# Tachulator sensor mount



## melsdad (Mar 3, 2014)

I am adding a tachometer to my milling machine. And need a way to hold and protect the sensor.

Here is what we are starting with. A 2" x 2" hunk of aluminum



Stay tuned more to come.

sent from my hand held hickymajig


----------



## GK1918 (Mar 3, 2014)

Hi Brian, If this tackometer is what you are talking about, I wouldnt get too involved machining a mount.  Reason is, It lasted about
5 minutes- poof- the display went brain dead.


----------



## melsdad (Mar 3, 2014)

Nope that is not the one.

This one:

http://mkctools.com/tachulator.htm



_I have no idea how I put 2 pictures up. Can't see how to delete the attachment_:angry:


----------



## AR1911 (Mar 3, 2014)

Tachulator is the one to get.
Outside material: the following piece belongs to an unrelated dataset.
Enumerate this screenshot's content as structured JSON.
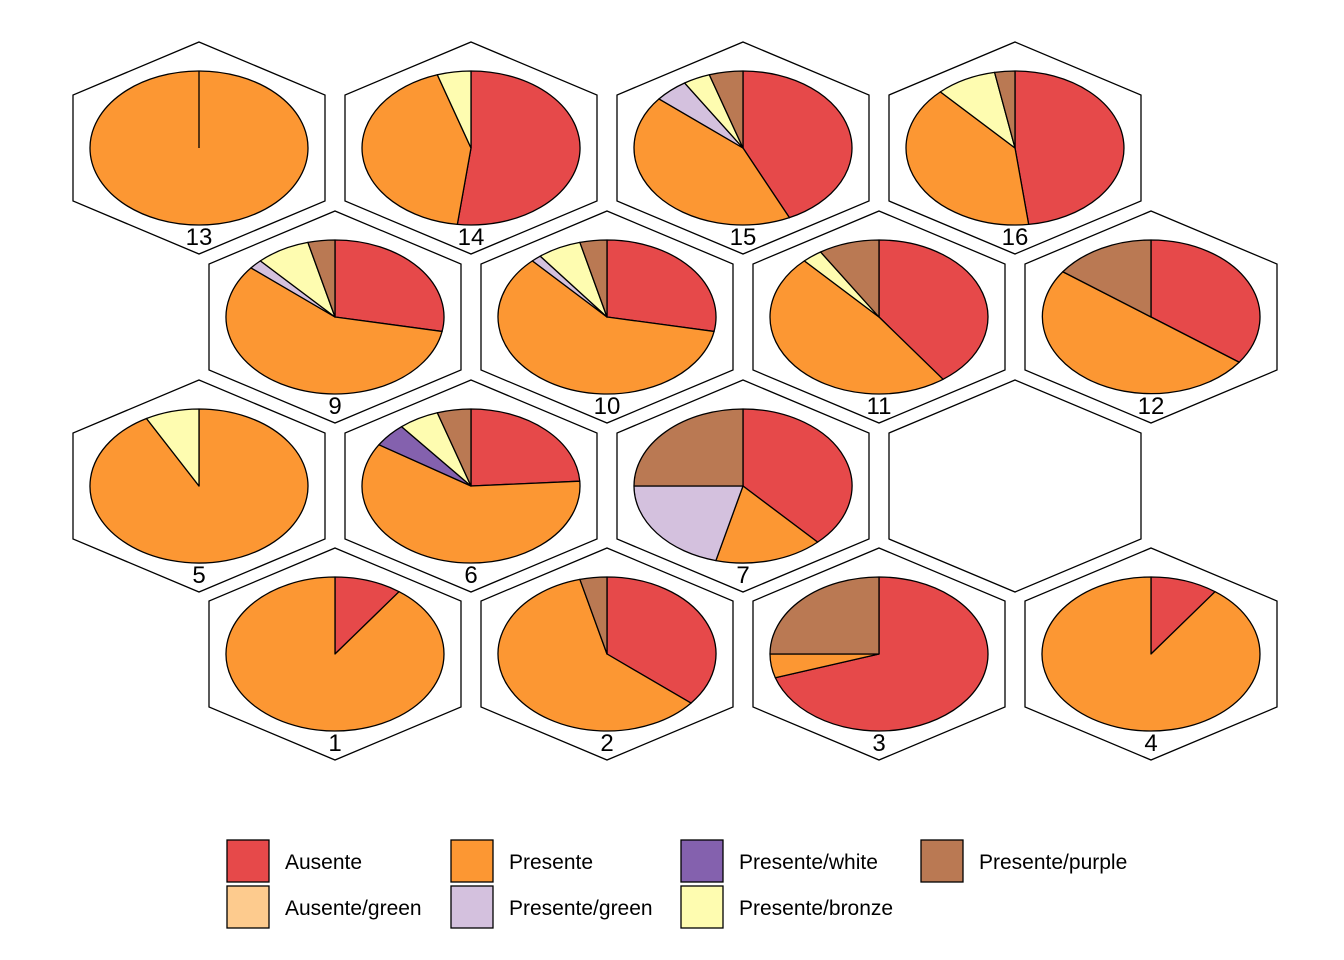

Made by a nice old guy in Hurst TX, close to Mom's house.


----------



## melsdad (Mar 9, 2014)

Finally back to this project.  The inside of the sensor housing is finished.






sent from my hand held hickymajig


----------



## melsdad (Mar 9, 2014)

I slightly modified a cat 5e jack to use to connect the wiring to the sensor. 




sent from my hand held hickymajig


----------



## melsdad (Mar 9, 2014)

I thinned down the sides on the front of the mount and milled the angles in the pocket for the sensor. 











sent from my hand held hickymajig


----------



## melsdad (Mar 9, 2014)

Next is to mill the clearance to the underside of the mount.






sent from my hand held hickymajig


----------



## melsdad (Mar 9, 2014)

Next up is to make the lid and this half of the project will be done. 





sent from my hand held hickymajig


----------



## melsdad (Mar 9, 2014)

Lid is complete





sent from my hand held hickymajig


----------



## melsdad (Mar 9, 2014)

Here is how I am going to mount this. The draw bar will have a piece of reflective tape put on it for the sensor to read. 



sent from my hand held hickymajig


----------